Jean Montalbano

Pannonica. Una falena tra le blue notes

Dal momento che le gesta per cui la Baronessa Nica di Koenigswarter, già K. A. Pannonica Rothschild (1913-1988) divenne nota nel secondo dopoguerra erano disperse perlopiù nell'aneddotica oralmente trasmessa dai jazzisti da lei generosamente protetti, primo fra tutti Thelonius Monk (per cui si veda la biografia di Robin Kelley, Storia di un genio americano recentemente tradotta da Minimum Fax) la pronipote Hannah Rothschild, forte di una prossimità parentale alla storia, decise pochi anni fa di fare il punto sulle dicerie con il documentario televisivo The Jazz Baroness: figlio di quello sforzo arriva adesso il suo The Baroness: The Search for Nica the Rebellious Rothschild (Virago, Londra 2012)  a pochi mesi di distanza da un altro libro di David Kastin, Nica's Dream, il cui sguardo è rimasto, per forza di cose, esterno alle vicende di una famiglia tuttora comprensibilmente protettrice verso la memoria dell'eccentrica rampolla.
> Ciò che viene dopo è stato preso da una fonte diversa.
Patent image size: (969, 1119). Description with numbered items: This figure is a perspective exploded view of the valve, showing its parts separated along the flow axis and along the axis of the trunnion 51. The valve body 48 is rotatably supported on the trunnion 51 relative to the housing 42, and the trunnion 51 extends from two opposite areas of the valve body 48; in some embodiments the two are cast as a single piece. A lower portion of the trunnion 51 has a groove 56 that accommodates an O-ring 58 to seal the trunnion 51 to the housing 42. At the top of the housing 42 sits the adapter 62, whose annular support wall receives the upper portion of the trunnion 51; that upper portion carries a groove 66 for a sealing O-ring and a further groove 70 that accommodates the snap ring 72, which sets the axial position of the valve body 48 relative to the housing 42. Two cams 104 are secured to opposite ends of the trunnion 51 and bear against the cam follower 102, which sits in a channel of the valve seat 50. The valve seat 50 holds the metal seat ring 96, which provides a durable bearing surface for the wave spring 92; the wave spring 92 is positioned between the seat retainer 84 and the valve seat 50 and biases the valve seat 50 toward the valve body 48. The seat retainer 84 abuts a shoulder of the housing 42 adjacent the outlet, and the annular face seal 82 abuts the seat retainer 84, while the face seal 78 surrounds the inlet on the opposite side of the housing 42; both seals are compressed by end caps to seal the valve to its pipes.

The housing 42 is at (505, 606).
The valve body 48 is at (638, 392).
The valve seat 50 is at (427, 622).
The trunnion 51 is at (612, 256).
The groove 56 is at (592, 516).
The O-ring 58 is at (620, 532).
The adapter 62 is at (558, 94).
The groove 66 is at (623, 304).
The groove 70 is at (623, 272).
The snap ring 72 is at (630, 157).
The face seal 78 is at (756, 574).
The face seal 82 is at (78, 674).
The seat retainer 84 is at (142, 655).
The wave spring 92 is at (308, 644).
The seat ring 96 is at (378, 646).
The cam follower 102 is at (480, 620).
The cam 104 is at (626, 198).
Non per questo il compito dell'autrice è stato agevole, permanendo come una volontà, nei consanguinei e diretti discendenti, di non sollevare polvere da un cumulo di aneddoti ancora scottanti, lasciando che i “si dice” e i “mi ricordo” di testimoni, spesso inaffidabili, non presenti o, se presenti, impasticcati, si screditassero o smentissero a vicenda.

Quando il padre, più volentieri ascoltatore di jazz ed appassionato entomologo che uomo d'affari, le donò un nome, Pannonica, come il lepidottero notturno da lui studiato, la destinò forse a quella particolare vita per cui sarebbe stata ricordata, una volta separatasi da un marito, Jules de Koenigswarter, con cui pure aveva condiviso l'avventura resistenziale da gollista.

Mentre il be-bop in ogni sua declinazione si andava affermando, come rispondendo alla sua chiamata (galeotto fu 'Round Midnight) nel 1952 Nica lasciò il marito diventato ambasciatore (e che al jazz “preferiva le marce militari”), disertò senza rimpianti i ricevimenti mondani e, stabilitasi a New York, prese a frequentare i jazzisti diventandone confidente e sostenitrice fino a condividerne il tetto. Nottetempo, la sua Bentley faceva la spola tra i clubs più noti, fossero  Birdland, Five Spot o Village Vanguard. Fu come se la nobiltà, fino ad allora sbirciata dalla porta di servizio ed inalberata dai neri come pennacchio distintivo di eccellenze e competenze strumentali (King, Count o Duke che fossero) scendesse in strada e nei sottoscala mischiandosi e compromettendosi con i vari Charlie Parker, Miles Davis, Bud Powell, Sonny Clark, Charlie Mingus, Art Blakey o Thelonious Monk. Si fosse fermata qui, la nobildonna avrebbe potuto essere scambiata per una groupie ante-litteram per quanto aristocratica, ma quando Pannonica non li seguiva o difendeva (di alcuni divenne manager e per Monk, si sa, andò in galera) nelle avventurose tournée  in un' America ancora segregazionista, accoglieva i musicisti prima negli alberghi e poi nella villa vagamente bauhaus che fu di Joseph von Sternberg (il quale, fiero del proprio gusto, ricordava come l'altra sua dimora sulla costa ovest fosse passata ad una donna altrettanto indipendente: Ayn Rand). Lì si trovava il porto sicuro di chi, momentaneamente senza alloggio o con lo strumento impegnato, sognava, come Dizzie Gillespie, un mondo senza passaporti. Questo sogno o desiderio del grande trombettista fu una tra le tante risposte all'inchiesta svolta dalla baronessa tra i jazzisti e destinate ad accompagnare le centinaia di polaroids raccolte nel libro "Three Wishes. An Intimate Look at Jazz Greats". All'altezza di tanta considerazione e generosità Monk e soci cercarono di portarsi dedicandole almeno una ventina di “temi” più o meno fortunati, primi fra tutti Coming on the Hudson e Pannonica del pianista a lei più caro.

Se i musicisti erano ospitati ai piani superiori, nel giardino invece stazionavano altri randagi: i gatti raccolti durante le spedizioni notturne. Alla  fine se ne contarono un centinaio, inverando in ogni senso la denominazione di “cathouse” dato al promiscuo rifugio dalla proprietaria dopo quello, neworleansiano, di “catsville”.

Morta, le sue ceneri sarebbero state disperse nelle acque del fiume Hudson, “round midnight”, intorno a mezzanotte, naturalmente.